Kelap-Kelip Kunang-Kunang di Telapak Tangan dan Telapak Kaki Kami

Dirman Rohani
Chapter #26

Ke Pohon Tidur Untuk Terakhir Kali

Pada hari Minggu berikutnya aku dan Gemala menuju ke pohon tidur.

Gemala berdiri mematung di atas akar bakau yang kujadikan titik tumpunya pangkal jembatan yang kubuat dari dua batang pohon bakau itu. “Nggak ada jalan lain, Dra?!”

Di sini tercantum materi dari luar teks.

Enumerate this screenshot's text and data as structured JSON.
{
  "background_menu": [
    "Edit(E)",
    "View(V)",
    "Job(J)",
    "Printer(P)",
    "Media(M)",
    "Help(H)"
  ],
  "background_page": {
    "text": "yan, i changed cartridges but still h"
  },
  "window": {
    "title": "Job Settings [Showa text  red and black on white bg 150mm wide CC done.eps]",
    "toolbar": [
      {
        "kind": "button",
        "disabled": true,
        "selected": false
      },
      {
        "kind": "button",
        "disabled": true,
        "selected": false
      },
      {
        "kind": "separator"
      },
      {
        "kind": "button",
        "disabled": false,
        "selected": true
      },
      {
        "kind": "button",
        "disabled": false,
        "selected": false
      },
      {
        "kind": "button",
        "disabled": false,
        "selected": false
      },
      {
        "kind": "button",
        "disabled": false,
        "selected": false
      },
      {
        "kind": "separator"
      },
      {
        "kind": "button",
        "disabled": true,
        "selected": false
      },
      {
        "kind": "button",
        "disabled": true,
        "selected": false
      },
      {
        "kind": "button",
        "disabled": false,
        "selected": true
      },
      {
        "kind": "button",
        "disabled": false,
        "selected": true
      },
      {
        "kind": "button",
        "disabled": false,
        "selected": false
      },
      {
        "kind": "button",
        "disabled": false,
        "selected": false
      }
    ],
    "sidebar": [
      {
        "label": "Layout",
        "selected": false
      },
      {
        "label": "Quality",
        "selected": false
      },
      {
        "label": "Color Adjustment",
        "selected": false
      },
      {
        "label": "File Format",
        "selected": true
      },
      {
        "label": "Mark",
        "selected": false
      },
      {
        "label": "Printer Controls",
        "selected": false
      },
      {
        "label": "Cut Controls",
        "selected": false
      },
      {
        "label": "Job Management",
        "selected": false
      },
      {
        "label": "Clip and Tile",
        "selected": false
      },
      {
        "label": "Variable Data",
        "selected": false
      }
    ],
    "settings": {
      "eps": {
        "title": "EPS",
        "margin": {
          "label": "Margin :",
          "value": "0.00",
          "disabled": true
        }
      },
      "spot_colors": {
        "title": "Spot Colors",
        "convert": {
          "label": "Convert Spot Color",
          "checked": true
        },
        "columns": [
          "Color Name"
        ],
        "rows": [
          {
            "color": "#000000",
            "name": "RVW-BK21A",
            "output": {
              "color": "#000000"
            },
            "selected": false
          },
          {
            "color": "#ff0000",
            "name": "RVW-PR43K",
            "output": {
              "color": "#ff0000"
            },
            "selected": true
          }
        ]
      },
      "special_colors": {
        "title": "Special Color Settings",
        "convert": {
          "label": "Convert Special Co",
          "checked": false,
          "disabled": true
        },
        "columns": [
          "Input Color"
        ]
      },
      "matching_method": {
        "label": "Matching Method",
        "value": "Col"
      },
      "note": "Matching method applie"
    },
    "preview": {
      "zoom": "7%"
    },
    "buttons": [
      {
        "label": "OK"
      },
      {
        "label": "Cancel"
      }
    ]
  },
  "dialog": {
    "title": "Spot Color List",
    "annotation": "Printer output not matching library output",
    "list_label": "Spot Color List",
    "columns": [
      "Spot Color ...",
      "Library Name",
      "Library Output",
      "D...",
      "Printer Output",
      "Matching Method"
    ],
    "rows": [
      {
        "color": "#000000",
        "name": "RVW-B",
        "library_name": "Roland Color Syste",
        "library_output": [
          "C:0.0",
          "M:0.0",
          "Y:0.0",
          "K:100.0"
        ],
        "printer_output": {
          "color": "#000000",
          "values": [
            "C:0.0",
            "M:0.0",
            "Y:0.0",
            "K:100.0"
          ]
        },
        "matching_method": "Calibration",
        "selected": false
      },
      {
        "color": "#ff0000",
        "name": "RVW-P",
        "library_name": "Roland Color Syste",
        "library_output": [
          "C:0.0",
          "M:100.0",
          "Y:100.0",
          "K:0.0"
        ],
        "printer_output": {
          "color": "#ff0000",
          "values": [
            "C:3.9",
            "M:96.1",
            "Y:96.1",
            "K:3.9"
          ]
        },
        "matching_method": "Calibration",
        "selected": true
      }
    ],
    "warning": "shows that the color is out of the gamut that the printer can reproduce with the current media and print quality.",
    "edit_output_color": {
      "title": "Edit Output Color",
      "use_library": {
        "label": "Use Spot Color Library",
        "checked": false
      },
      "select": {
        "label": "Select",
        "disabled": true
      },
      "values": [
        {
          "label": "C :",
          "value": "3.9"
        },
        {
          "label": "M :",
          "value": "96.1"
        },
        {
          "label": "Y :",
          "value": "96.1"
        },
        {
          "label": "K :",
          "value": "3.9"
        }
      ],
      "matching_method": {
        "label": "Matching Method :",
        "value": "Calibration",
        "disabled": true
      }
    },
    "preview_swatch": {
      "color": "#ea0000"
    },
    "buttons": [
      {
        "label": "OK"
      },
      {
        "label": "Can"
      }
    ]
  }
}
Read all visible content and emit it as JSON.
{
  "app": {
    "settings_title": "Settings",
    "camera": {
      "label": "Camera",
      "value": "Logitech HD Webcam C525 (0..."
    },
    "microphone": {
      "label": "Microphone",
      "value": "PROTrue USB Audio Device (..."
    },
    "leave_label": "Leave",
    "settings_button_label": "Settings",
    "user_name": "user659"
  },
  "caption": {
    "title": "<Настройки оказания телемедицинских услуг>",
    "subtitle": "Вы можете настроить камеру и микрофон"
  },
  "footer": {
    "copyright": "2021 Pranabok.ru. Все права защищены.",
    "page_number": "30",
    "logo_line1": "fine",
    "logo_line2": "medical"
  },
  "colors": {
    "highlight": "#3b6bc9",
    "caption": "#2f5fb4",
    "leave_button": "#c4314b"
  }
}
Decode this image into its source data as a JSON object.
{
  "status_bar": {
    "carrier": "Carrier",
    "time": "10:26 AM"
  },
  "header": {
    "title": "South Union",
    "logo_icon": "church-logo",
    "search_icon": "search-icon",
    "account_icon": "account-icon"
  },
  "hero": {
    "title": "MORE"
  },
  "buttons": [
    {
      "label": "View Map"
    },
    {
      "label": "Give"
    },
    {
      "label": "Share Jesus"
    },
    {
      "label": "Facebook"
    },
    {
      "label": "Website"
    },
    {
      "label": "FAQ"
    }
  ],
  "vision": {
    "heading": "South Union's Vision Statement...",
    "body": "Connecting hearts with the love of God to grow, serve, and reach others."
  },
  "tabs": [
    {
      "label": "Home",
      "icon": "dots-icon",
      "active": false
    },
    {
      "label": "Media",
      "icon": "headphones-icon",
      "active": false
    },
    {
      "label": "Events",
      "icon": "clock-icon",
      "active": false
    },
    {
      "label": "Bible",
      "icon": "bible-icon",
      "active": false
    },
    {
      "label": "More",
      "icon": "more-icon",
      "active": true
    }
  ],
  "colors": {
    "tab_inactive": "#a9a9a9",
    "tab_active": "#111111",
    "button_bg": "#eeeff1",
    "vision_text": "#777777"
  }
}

“Nggak!” kataku dengan suara agak keras dari seberang sungai. Aku berdiri menantinya di ujung jembatan.

“Jalan belakang?!”

“Jauh!”

“Nggak apa-apa. Dari jalan belakang saja!”

“Jauh, lewat dari lorong ke rumah kawanku. Setengah jam dari sini!”

“Kamu buat jembatannya kenapa kecil begini!”

“Anak pramuka nggak boleh mengeluh!”

“Airnya dalam nggak?!”

“Dangkal, cuma sebatas leher!”

“Leher siapa?!”

“Leherku!”

“Dalam itu, Dra. Bisa tenggelam kalau aku jatuh!”

“Berenang!”

“Aku nggak bisa berenang!”

“Kemarin kenapa nggak makan udang hidup yang di dalam buah kelapa bolong?”

“Buat apa?!”

“Biar jago berenang!”

“Apa hubungannya!”

“Tunggu sebentar!”

Cepat-cepat kupotong sebatang pohon bakau kecil untuk dijadikan pegangan.

“Ini pegang di ujungnya!” kataku sambil melangkah ke tengah jembatan dan membawa batang bakaunya.

Gemala memegang ujung batang bakau yang kuberikan itu, lalu dia melangkahkan kakinya pelan-pelan, pelan sekali bahkan. 

“Di mana pohon tidurnya, Dra?” tanyanya begitu berhasil menyeberang. “Apa masih jauh?”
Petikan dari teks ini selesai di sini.